The better team won.
It's really about as simple as that. The Tigers have better pitchers and they have better batters. The team that has those things is going to win most of the time.
Trevor May pitched pretty well, really. Six innings, three runs, five hits, one walk, seven strikeouts. Unfortunately, two of the hits were home runs, accounting for all three of the runs. If you take those two home runs away May had an excellent game, but the rules don't allow us to do that. His final line in the majors for 2014 is 3-6, 7.88, 1.77 WHIP. That sounds terrible, and frankly it is. However, it's only ten starts, and his last five starts were clearly better than his first five--not great, but better. If not for a poor outing against Cleveland, his last five starts wouldn't look bad at all. He still has plenty of improving to do to be a major league pitcher, but it's also still quite reasonable to think he'll be able to do that. He has something positive to take into the off-season, and one assumes he will be in the mix for the starting rotation in 2015.

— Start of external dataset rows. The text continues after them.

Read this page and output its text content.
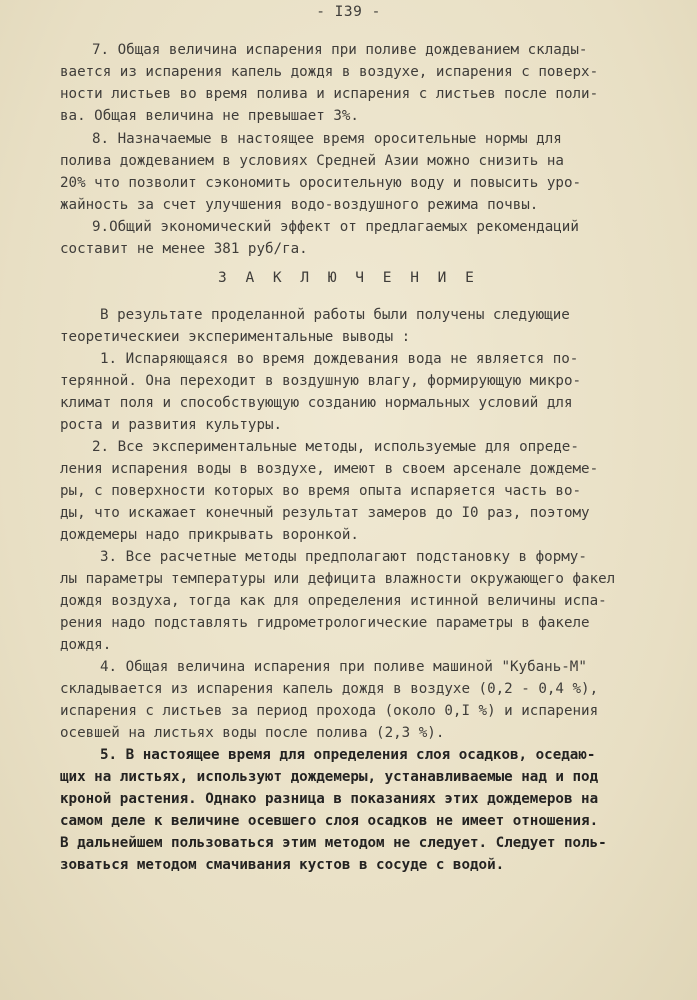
- I39 -
7. Общая величина испарения при поливе дождеванием склады-
вается из испарения капель дождя в воздухе, испарения с поверх-
ности листьев во время полива и испарения с листьев после поли-
ва. Общая величина не превышает 3%.
8. Назначаемые в настоящее время оросительные нормы для
полива дождеванием в условиях Средней Азии можно снизить на
20% что позволит сэкономить оросительную воду и повысить уро-
жайность за счет улучшения водо-воздушного режима почвы.
9.Общий экономический эффект от предлагаемых рекомендаций
составит не менее 381 руб/га.
З А К Л Ю Ч Е Н И Е
В результате проделанной работы были получены следующие
теоретическиеи экспериментальные выводы :
1. Испаряющаяся во время дождевания вода не является по-
терянной. Она переходит в воздушную влагу, формирующую микро-
климат поля и способствующую созданию нормальных условий для
роста и развития культуры.
2. Все экспериментальные методы, используемые для опреде-
ления испарения воды в воздухе, имеют в своем арсенале дождеме-
ры, с поверхности которых во время опыта испаряется часть во-
ды, что искажает конечный результат замеров до I0 раз, поэтому
дождемеры надо прикрывать воронкой.
3. Все расчетные методы предполагают подстановку в форму-
лы параметры температуры или дефицита влажности окружающего факел
дождя воздуха, тогда как для определения истинной величины испа-
рения надо подставлять гидрометрологические параметры в факеле
дождя.
4. Общая величина испарения при поливе машиной "Кубань-М"
складывается из испарения капель дождя в воздухе (0,2 - 0,4 %),
испарения с листьев за период прохода (около 0,I %) и испарения
осевшей на листьях воды после полива (2,3 %).
5. В настоящее время для определения слоя осадков, оседаю-
щих на листьях, используют дождемеры, устанавливаемые над и под
кроной растения. Однако разница в показаниях этих дождемеров на
самом деле к величине осевшего слоя осадков не имеет отношения.
В дальнейшем пользоваться этим методом не следует. Следует поль-
зоваться методом смачивания кустов в сосуде с водой.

The Twins managed only five hits off Max Scherzer while striking out nine times. He's a good pitcher and he'll do that to you sometimes. Two of the Twins five hits were for extra-bases, too, but they were doubles rather than home runs. They did get his pitch count up, as he threw 116 pitches in those six innings. The Twins were still in the game when the starting pitchers left, trailing 3-2, but Detroit got one more run while the Twins did not even get a baserunner against three Detroit relievers. Even Joe Nathan didn't give us an obligatory baserunner. But again, it's not that the Twins played a terrible game. Detroit is just better. That's the way it goes.
The fact that a team is better overall does not, of course, mean they'll win on a particular night. The Twins hope that's the case tonight, as Detroit goes for the division clincher. At least we can honestly say the Twins are playing meaningful games in September; it's just that they're meaningful for the other team and not ours. Anyway, the Twins send out Anthony Swarzak against Rick Porcello, a pitching matchup that sounds about as favorable to the Twins as last night's matchup did. On paper, the Twins have very little chance, but as Kenny Mayne used to tell us, they don't play the games on paper, they play them inside television sets. Three games left, boys and girls. We'll just have to settle for 71-91.